L’adhésion du patient est nécessaire à sa guérison, sinon l’incantation ne pourra pas le pénétrer. L’incantation est physique, psychologie et symbolique. Le patient doit accepter d’être le support d’un cadre magique. Dans les incantations, il est important de prononcer le prénom, car le prénom est le nom intime de l’être, par opposition au nom de famille.
Dans tous les cas, les incantations doivent rester secrètes et ne pas être révélées à une personne n’apprenant pas à chasser l’Ochju.
Un donu umili senza cuntraparti
Si aujourd’hui n’importe quel praticien vous fera payer pour vous guérir, ce n’est pas le cas du signatoru. Les signatori traditionnels opèrent sans aucune arrière-pensée de gain matériel et, en fait, toute marque de gratitude les embarrasse.
Une signatora explique que si on lui donne quelque chose, elle a l’impression qu’on lui prend, qu’on lui vole son don. Elle refuse catégoriquement tout argent et quand une personne souhaite lui offrir ne serait-ce que des gâteaux, elle s’empresse de les donner à quelqu’un d’autre. Elle peut apprendre à celui qui veut mais pas échanger ou être rémunérée. Ce don, on lui a donné, elle ne sait pas d’où il vient, mais il est là pour faire le Bien, sans autre pensée.
Una pratica sempri viva chì cambia
L’Ochju est une croyance universelle qui remonte aux premiers âges de l’humanité. Sa guérison, d’abord païenne, a été récupérée en Corse par la religion chrétienne, même si certains religieux refusent encore l’incantesimu, qu’ils jugent non chrétien.
Si le rituel pour chasser l’Ochju n’est pas identique à tous les incantatori, les grandes lignes restent les mêmes. Une évolution nette se constate dans la transmission : les dates et périodes de transmission fluctuent de plus en plus ; d’une oralité exclusive on passe à une double possibilité, orale et écrite ; le feu commun n’est plus aussi prégnant qu’avant, la nuit de Noël n’est pas l’unique créneau d’apprentissage.
Loin d’être une simple survivance archaïque, cette guérison a su se transformer et intégrer des idées nouvelles. Ces changements, qui comme tout changement, font peur, sont pourtant le signe d’une tradition et d’une culture qui évoluent avec leur temps, et qui donc perdureront.

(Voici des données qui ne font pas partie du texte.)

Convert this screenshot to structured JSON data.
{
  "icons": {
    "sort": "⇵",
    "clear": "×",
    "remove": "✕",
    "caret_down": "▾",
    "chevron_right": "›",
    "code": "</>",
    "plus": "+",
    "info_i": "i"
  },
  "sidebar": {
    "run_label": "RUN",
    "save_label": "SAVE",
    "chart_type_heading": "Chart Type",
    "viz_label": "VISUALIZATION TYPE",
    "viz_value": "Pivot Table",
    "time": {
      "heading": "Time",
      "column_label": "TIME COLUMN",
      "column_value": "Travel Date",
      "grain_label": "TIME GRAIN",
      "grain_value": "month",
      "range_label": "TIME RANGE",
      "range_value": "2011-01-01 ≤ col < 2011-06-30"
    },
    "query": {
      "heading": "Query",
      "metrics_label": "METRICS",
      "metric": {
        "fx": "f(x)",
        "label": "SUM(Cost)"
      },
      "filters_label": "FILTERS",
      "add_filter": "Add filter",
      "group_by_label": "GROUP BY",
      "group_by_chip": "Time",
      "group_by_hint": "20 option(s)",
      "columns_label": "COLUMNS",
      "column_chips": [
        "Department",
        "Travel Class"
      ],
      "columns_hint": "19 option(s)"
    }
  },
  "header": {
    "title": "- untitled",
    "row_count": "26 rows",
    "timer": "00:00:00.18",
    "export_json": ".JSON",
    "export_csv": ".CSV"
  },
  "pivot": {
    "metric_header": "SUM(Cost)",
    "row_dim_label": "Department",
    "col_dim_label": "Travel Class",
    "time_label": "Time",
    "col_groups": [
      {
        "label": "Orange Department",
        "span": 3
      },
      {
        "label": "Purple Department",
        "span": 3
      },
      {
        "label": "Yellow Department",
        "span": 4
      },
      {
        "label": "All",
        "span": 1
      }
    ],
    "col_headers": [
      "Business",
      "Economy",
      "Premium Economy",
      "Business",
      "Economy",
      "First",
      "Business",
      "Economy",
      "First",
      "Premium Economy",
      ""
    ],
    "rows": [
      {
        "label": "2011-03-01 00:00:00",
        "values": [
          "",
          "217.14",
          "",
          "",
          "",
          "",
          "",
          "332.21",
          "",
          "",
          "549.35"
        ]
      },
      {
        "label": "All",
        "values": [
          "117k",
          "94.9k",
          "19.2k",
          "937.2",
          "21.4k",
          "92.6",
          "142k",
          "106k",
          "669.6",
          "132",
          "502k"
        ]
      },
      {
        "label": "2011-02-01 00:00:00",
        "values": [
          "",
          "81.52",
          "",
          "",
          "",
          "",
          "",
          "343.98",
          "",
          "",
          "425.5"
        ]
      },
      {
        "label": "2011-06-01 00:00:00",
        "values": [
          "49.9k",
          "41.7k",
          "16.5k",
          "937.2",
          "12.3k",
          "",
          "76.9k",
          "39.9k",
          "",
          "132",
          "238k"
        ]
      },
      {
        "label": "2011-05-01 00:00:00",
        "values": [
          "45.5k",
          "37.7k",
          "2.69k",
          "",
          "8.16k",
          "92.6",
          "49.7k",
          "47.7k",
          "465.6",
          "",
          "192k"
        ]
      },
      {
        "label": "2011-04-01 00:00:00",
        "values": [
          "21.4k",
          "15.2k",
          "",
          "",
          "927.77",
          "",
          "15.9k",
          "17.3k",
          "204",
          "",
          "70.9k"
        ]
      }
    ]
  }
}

L’Ochju è l’Incantesimu ani francatu l’epichi è sò cridenzi sempri vivi. Cridenza pagana ripigliata da una parti di a Ghjesgia cristiana, l’Incantesimu chjama à i forzi suprani pà caccià l’Ochju da a parsona annuchjata. Quellu chì faci a lea trà l’annuchjatu è i forzi suprani hè pà u più una donna. T’hà un rolu d’intermedariu, è s’hà da piglià addossu i guaii di l’annuchjatu. Pà simplificà, si senti à spessu chì l’Incantesimu ùn pò essa tramandatu cà a notti da u 24 à u 25 di Dicembri è à bocca, ma, di fattu, hè trasmissu ancu fora di sta notti. È oghji, hè ancu trasmissu à u scrittu è incù i missaghjarii cum’è Whatsapp. Sta tramandera hà dunqua sapputu adattassi à i nostri tempi è ferma unu di i puntelli di a simbolica corsa.